Colorado Springs Military Newspaper Group

Schriever Sentinel

The cost of saving energy

Commentary by Lt. Col. Clark Risner

23rd Space Operations Support Squadron commander

Last month we observed the 40th Anniversary of Earth Day and the 138th Anniversary of Arbor Day. The Air Force has mandated that every uniformed and civilian member receive energy awareness training. Air Force Space Command has developed monthly mottos to increase energy awareness…May’s is “Save Water, Save Energy, Save the Future.”
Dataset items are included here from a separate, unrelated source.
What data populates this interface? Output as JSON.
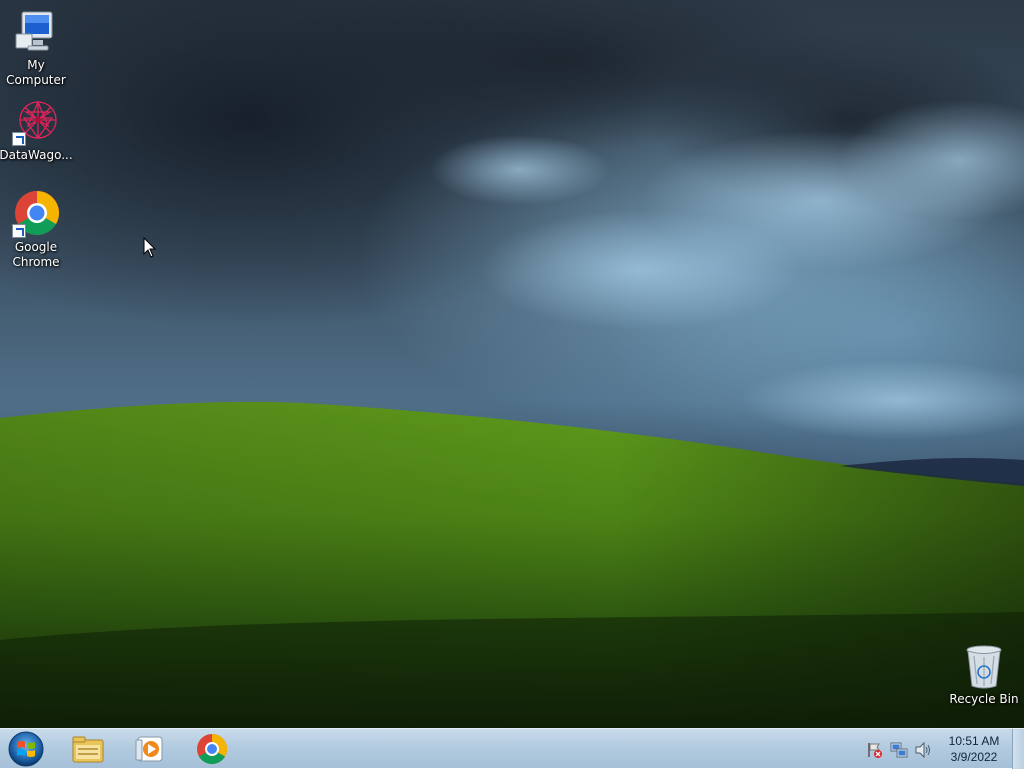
{
  "desktop": {
    "icons": [
      {
        "label_line1": "My",
        "label_line2": "Computer",
        "icon": "computer-icon"
      },
      {
        "label": "DataWago...",
        "icon": "datawagon-icon"
      },
      {
        "label_line1": "Google",
        "label_line2": "Chrome",
        "icon": "chrome-icon"
      },
      {
        "label": "Recycle Bin",
        "icon": "recycle-bin-icon"
      }
    ]
  },
  "taskbar": {
    "start_icon": "windows-logo-icon",
    "pinned": [
      {
        "icon": "file-explorer-icon"
      },
      {
        "icon": "media-player-icon"
      },
      {
        "icon": "chrome-icon"
      }
    ],
    "tray": {
      "icons": [
        "action-center-flag-icon",
        "network-icon",
        "volume-icon"
      ],
      "time": "10:51 AM",
      "date": "3/9/2022"
    }
  }
}
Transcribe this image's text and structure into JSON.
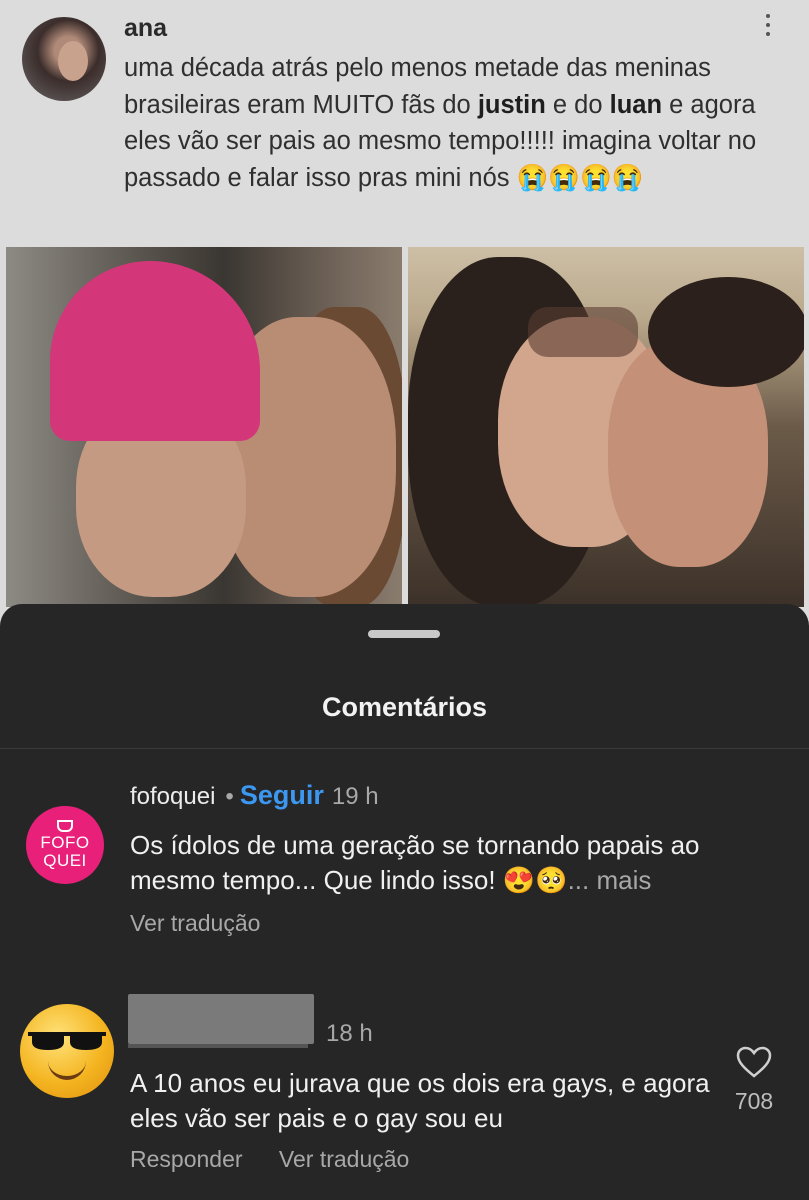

So why all the emphasis on energy? According to the Department of Energy’s 2008 Annual Energy Review, 61 percent of the nation’s energy demand was in the Industrial and Electrical Power sectors. With an annual energy budget of nearly $20B, DoD accounts for 80 percent of the government’s energy consumption. Our reliance on fossil fuels is evident in a $1.3 billion annual cost increase when the price of oil increases by $10/barrel…as I type, the year-change for a barrel of oil is $35.48. You do the math!

The department is aggressively attacking this mission threat the same way we attack any other enemy. Each of the services is pursuing innovative technologies and approaches to decrease energy costs. Some examples include solar and wind farms; coating deployment tents in foam; and bio-fuels for vehicles. In fact, last month the Air Force flew an A-10 for the first time using a biomass-based fuel.

New Boston AFS is leading AFSPC in similar endeavors. Team BOSS has developed a four-tiered approach to energy management: 1) Space Utilization and Demolition/Consolidation; 2) Geothermal heating and cooling systems 3) Efficient lighting, which includes LED; compact and T-8 fluorescent lighting; and Induction lighting; and 4) Alternative energy production. With 50 NOG/CC direction, we are applying this approach at three geographically distinct sites: NBAFS, NH (“BOSS”), Kaena Point Satellite Tracking Station, HI (“HULA”), and Thule AB, GL (“POGO”).

NBAFS has 29 facilities with active utilities. By aggressively eliminating under-utilized buildings and consolidating into more efficient construction, our “unused footprint” is now 1,650 sq-ft of 121,400 total (1.4 percent). We have projects to eliminate another 10,500 sq-ft structure with a demolition and consolidating its operations into another facility. This approach reduces wasted space and eliminates utility dollars spent on heating, cooling, and lighting.

About six months ago, we installed our first geothermal system, a ground-source heat pump, at our fitness center and are funded for GSHPs at two other facilities. The energy savings for the first three months of operation (Jan — Mar ‘10) totaled 469,000,000 BTUs! The long-term energy, maintenance, and manpower cost-savings payback is less than five years! An additional benefit of transitioning to this technology is the ability to eliminate our fuel oil bunkers, which translates to less market price and environmental vulnerability.

Team BOSS is also leading the way with our aggressive lighting plan. Inside, we have swapped old, inefficient fluorescents with new T-8 fixtures and replaced 67W incandescent recessed canisters with 15W LED fixtures…a one-year payback! Outside, we replaced High Pressure Sodium lamps (250W) with LED wallpacks (60W). Finally, we are exploring the benefits of induction lighting. Induction lights cost about as much as LEDs, produce about 30 percent more lumens per watt, and last 100,000 hrs compared to the typical LED claim of 50,000 hrs. That’s more than 11 years of 24/7 operation! Consider the cost savings at a place like POGO where you have months of 24-hours of darkness.

Finally, we are exploring multiple avenues of renewable energy. Our partnership with Team HULA created a project to install power meters for consumption analysis, two 5kW wind turbines, a 5kW solar farm, and solar hot water tanks. These simple additions hold great promise since HULA gets ample sun, but has exceptionally high electricity costs. At BOSS we are planning for two 5kW vertical-axis wind turbines and a 65kW solar farm roof to cover a parking lot.

Enough about Team BOSS…back to the title of this commentary. What is the cost of saving energy? Since we eventually will reach a payback point on all of our initiatives, the true cost is changing individual awareness and behavior. I challenge every member of Team Schriever to start with the basics…turn off lights when you leave a room (or don’t turn them on if your office has windows and it’s a sunny day), carpool once a week, etc. Once the basics are second nature, take the next step and look for unique opportunities to save energy. It all adds up!